From: Expanding the toolbox to develop IAP-based degraders of TEAD transcription factors
a Molecular matched pair IAP- or TEAD-negative controls were generated by modification of the IAP BIR binding N-methylalanine group with N,N-dimethylglycine or TEAD binding central amide -NH methylation (refer Supplementary Fig. 3a for full chemical structures of IPD negative controls). b Profiling of endogenous TEAD1 and cIAP1 degradation using capillary western electrophoresis (20 h treatment, dose titration and DMSO, NCI-H2052 cells). % Endogenous TEAD1 and cIAP1 degradation was quantified relative to DMSO samples, and dose response curves (as in c, e, g) fitted using one-phase decay model to calculate Dmax and DC50 values. c Endogenous cIAP1 auto-degradation curves in NCI-H2052 cells for ALP2 A531 (orange line) and matched IAP and TEAD negative control IPDs (black and gray lines, respectively). d Profiling of IPDs in cellular TEAD1 target engagement assay. Dose–response NanoBRET signal was measured for displacement of a fluorescent TEAD tracer from NanoLuc-TEAD1 (HEK293T cells) following treatment with ALP2 A531 (orange line) and matched IAP- and TEAD- negative IPD controls (A557, A423; black and gray lines respectively) and percentage tracer displacement plotted relative to a vehicle control. Data represent mean ± SD of n = 3 independent experiments. e Endogenous TEAD1 degradation curves for ALP2 A531 (left, orange line) and XB2 A538 (right, blue line) and matched IAP and TEAD negative IPD controls (black and gray lines respectively). f Proteasome dependency analysis for ALP2 A531 (orange) and XB2 A538 (blue).
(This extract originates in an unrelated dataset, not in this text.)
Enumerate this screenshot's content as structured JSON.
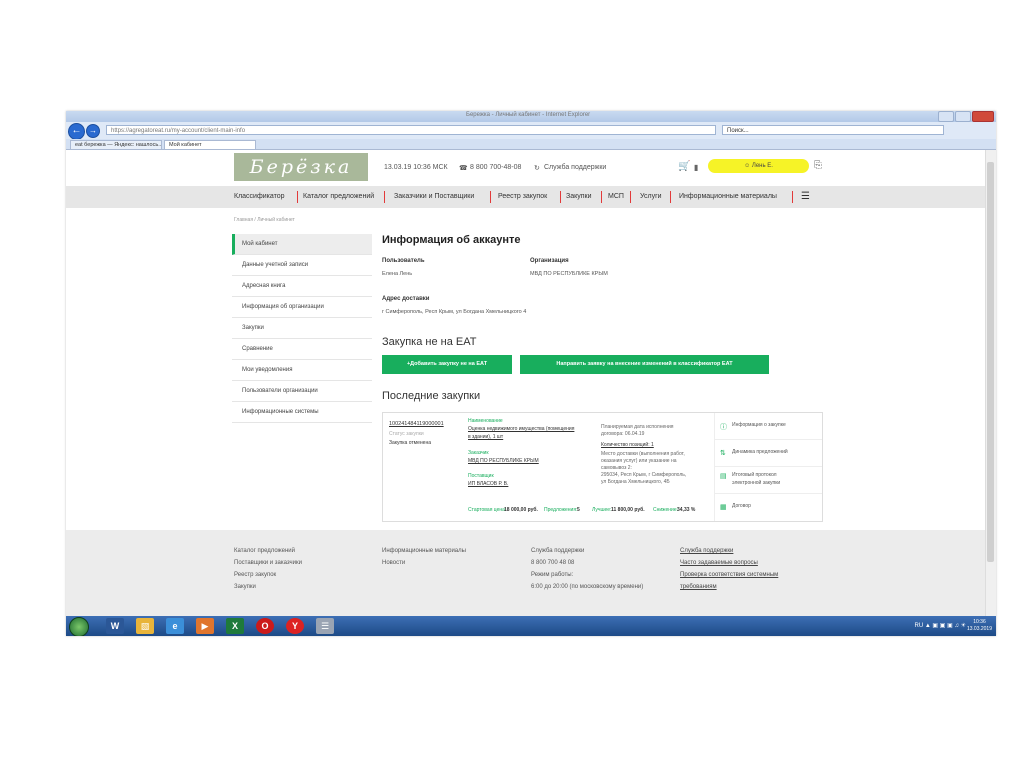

Top panel shows western blot analysis of NCI-H2052 cells treated for 16 h with DMSO, 3 µM compound ±5 µM MG132. Bottom panel shows bar graph of % endogenous TEAD1 degradation relative to DMSO-treated cells. g IAP dependency of ALP hit A531 (orange) and XB2 hit A538 (blue) in isogenic WT and IAP KO NCI-H2052 lines. Plot shows endogenous TEAD1 degradation after 20 h compound treatment (5 concentrations with ten-fold serial dilutions starting from 10 µM and DMSO vehicle control) assessed in NCI-H2052 wildtype cells (orange/blue line), cIAP1 KO (gray dashed line), XIAP KO (black dashed line) and cIAP1/XIAP DKO (black dotted line) cell lines. All data points for endogenous degradation curves represent mean ± SD of n = 2 biologically independent experiments, except n = 5 for A531 and n = 3 for A538 in (e) and n = 3 for (g). All uncropped blot images are available in Supplementary Data 1.